Heightened security around the 147th Open Championship in Carnoustie did little to dampen the enthusiasm of golf fans and staff, as practice rounds for the tournament began on Sunday.
There was delight in Dundee too as Tiger Woods flew into the city’s airport on his way up the coast to begin final preparations for the competition.
The American star was the latest in a series of big names who began arriving for the sporting showcase over the weekend.
As the hot summer weather continued, the Courier spoke to some of those who are already savouring the action
For course marshall Don Downie from Arbroath, this will be his third time taking part in the Open.
He said he loved to see so many people enjoying the game.
“I like to take part because I’m speaking to people from all over the world, and I have a role to play representing Angus in a friendly and positive way,” he said.

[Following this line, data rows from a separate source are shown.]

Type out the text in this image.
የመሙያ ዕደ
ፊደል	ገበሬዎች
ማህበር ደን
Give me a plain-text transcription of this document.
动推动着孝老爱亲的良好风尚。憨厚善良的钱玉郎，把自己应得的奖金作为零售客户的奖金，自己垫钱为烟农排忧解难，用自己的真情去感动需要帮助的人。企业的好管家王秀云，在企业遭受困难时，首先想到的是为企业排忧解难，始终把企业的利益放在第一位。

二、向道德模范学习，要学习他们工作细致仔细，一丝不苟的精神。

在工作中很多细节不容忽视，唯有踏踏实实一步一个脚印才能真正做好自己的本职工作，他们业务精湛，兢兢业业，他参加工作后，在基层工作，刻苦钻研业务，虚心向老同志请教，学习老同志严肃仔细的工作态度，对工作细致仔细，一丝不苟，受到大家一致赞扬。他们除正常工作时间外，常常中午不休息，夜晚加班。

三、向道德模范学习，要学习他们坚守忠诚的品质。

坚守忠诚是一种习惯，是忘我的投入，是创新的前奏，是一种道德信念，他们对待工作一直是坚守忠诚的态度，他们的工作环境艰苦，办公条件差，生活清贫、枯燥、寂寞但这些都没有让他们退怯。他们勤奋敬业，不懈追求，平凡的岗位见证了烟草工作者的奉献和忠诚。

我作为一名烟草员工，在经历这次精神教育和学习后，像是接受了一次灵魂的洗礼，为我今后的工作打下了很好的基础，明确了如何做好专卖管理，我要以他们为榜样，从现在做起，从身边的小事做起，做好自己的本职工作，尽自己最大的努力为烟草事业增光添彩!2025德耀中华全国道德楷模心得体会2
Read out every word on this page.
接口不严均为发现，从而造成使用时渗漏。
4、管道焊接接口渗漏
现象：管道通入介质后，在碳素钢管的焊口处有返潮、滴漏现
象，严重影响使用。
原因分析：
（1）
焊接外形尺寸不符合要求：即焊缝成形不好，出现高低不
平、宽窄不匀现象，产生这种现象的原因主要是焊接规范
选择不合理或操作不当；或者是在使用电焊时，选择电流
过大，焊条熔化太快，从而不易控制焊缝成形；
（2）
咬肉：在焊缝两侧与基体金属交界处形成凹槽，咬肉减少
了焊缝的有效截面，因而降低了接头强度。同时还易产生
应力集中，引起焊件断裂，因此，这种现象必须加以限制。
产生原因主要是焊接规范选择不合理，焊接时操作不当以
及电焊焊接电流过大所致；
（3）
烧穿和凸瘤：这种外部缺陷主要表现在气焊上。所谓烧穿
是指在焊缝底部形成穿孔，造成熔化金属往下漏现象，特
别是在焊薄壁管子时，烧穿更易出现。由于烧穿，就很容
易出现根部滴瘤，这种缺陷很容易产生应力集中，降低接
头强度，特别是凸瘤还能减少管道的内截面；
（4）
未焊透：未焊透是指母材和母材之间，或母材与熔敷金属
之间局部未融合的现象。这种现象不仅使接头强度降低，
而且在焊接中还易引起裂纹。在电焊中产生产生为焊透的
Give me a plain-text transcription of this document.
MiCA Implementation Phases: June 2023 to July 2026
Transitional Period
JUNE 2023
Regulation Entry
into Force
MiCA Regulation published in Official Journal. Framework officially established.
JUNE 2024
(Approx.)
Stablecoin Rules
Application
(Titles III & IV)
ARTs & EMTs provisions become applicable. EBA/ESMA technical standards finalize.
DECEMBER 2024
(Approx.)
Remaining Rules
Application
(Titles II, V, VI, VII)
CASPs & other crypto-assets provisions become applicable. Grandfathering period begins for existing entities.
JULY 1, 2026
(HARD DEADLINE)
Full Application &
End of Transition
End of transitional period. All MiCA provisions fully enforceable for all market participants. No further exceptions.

“We’re not really allowed to speak to the golfers themselves, but it’s great to see some of the younger players at the Open and then watch them develop in the game as they hit the big time in the sport.”
Insurance executive Ralph d’Angelo has been playing golf for 53 years and flew from New York to watch the tournament and soak up the atmosphere.
“I’ve been an overseas member of the Carnoustie Golf Club since 1978, and over the years I’ve brought many clients to Carnoustie, from as far away as Japan,” he said.
“The people here have always been very nice to us when we have come here and it’s an extremely positive experience.
“I’ve played the course myself, and it’s a tough one. The first time I played it, I started off really well and thought I was on fire going round, and all of a sudden it just went all wrong and I didn’t recover from it.”
Captain of Carnoustie Golf Club, Bill Thomson said: “We have completely re-arranged the clubhouse to maximise the numbers of people we can have in the building.
“Things have been building up for a while now, and we have had a lot of workers coming in for food and refreshments, as we open up for breakfast at 6am.
“There is very much a balance to be struck when it comes to Carnoustie hosting the Open.
“On one hand there is a lot of disruption for the residents, but on the other hand, the event puts Carnoustie very much on the global stage, and we benefit from that exposure for years to come.”
When it comes to picking the winner, Mr Thompson hopes that it will be one of the new generation of players who scoops the claret jug.
“People still talk about when Ben Hogan won the Open at Carnoustie in 1953, and I think if one of the new players wins, then it will extend the legacy that we have enjoyed since then,” he added.